Robert_I_Intel · ‎06-10-2015

Hua,

I think the easiest thing to do for you would be to provide me the full sample that I can build and run and also let me know what parameters you are trying to run with when you see the issue. By full sample, I mean full C++ file, full OpenCL C file and either a make file or a project to build it and parameters to run it with.

Please carefully read https://software.intel.com/en-us/forums/topic/559379

You could save a lot of time and aggravation.

Hua_Z_ · ‎06-10-2015

I uploaded the VS2013 project to identify the issue. Please check it. You only need set the include and library directory to use CL/cl.hpp(https://www.khronos.org/registry/cl/api/1.2/cl.hpp) and opencl.lib.

464830

Robert_I_Intel · ‎06-11-2015

Hi Hua,

I was able to replicate the issue that you reported. Trying to figure out whether we should classify this as a bug or as unsupported behavior. We have a discrepancy of behavior on 3rd Generation Intel(R) Processors (works as you would expect) and subsequent versions.

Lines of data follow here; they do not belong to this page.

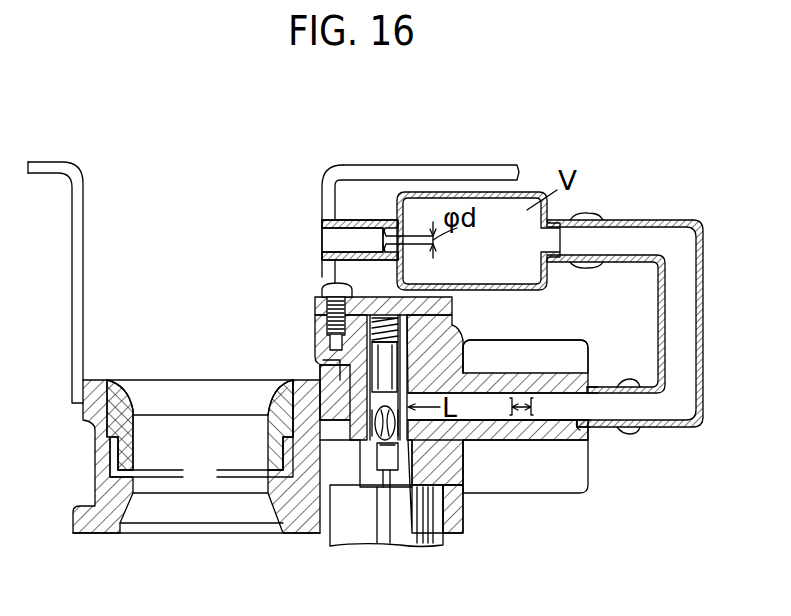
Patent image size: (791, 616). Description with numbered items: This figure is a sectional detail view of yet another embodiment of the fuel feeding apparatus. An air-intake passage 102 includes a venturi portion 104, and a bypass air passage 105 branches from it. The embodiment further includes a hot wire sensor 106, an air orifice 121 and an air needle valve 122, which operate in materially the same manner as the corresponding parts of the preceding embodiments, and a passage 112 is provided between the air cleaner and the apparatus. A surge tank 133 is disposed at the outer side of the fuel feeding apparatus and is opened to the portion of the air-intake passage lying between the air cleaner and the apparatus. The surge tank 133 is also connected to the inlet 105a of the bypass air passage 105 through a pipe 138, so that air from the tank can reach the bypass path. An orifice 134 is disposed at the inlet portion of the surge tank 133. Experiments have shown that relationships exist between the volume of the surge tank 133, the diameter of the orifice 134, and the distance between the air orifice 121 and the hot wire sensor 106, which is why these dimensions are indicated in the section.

The air-intake passage 102 is at (168, 416).
The venturi portion 104 is at (268, 434).
The bypass air passage 105 is at (307, 473).
The inlet of the bypass air passage 105a is at (607, 430).
The hot wire sensor 106 is at (542, 390).
The passage 112 is at (372, 170).
The air orifice 121 is at (400, 427).
The air needle valve 122 is at (372, 420).
The surge tank 133 is at (503, 192).
The orifice 134 is at (388, 213).
The pipe 138 is at (663, 220).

I am contacting compiler architects to see what their take on the situation is.

Hua_Z_ · ‎06-11-2015

Thank you, Robert. Could you please verify the issue with Iris 6200 GPU and OpenCL 2.0 driver? The code (struct contains pointer to itself) definitely makes sense in OpenCL 2.0 and should be supported. As for OpenCL 1.2 (HD4600 driver), I'm not sure (but AMD/NVidia supports).

Robert_I_Intel · ‎04-04-2016

This issue is resolved even on Haswell GPUs now.

Hua_Z_ · ‎04-05-2016

Okay. I will try later. Currently the driver version is "igdumdim64 20.19.15.4331 / Win8 64", does it contain the bug fix?

Robert_I_Intel · ‎04-05-2016

Not sure, since I don't have Windows 8.1 system readily available. You will have to try it.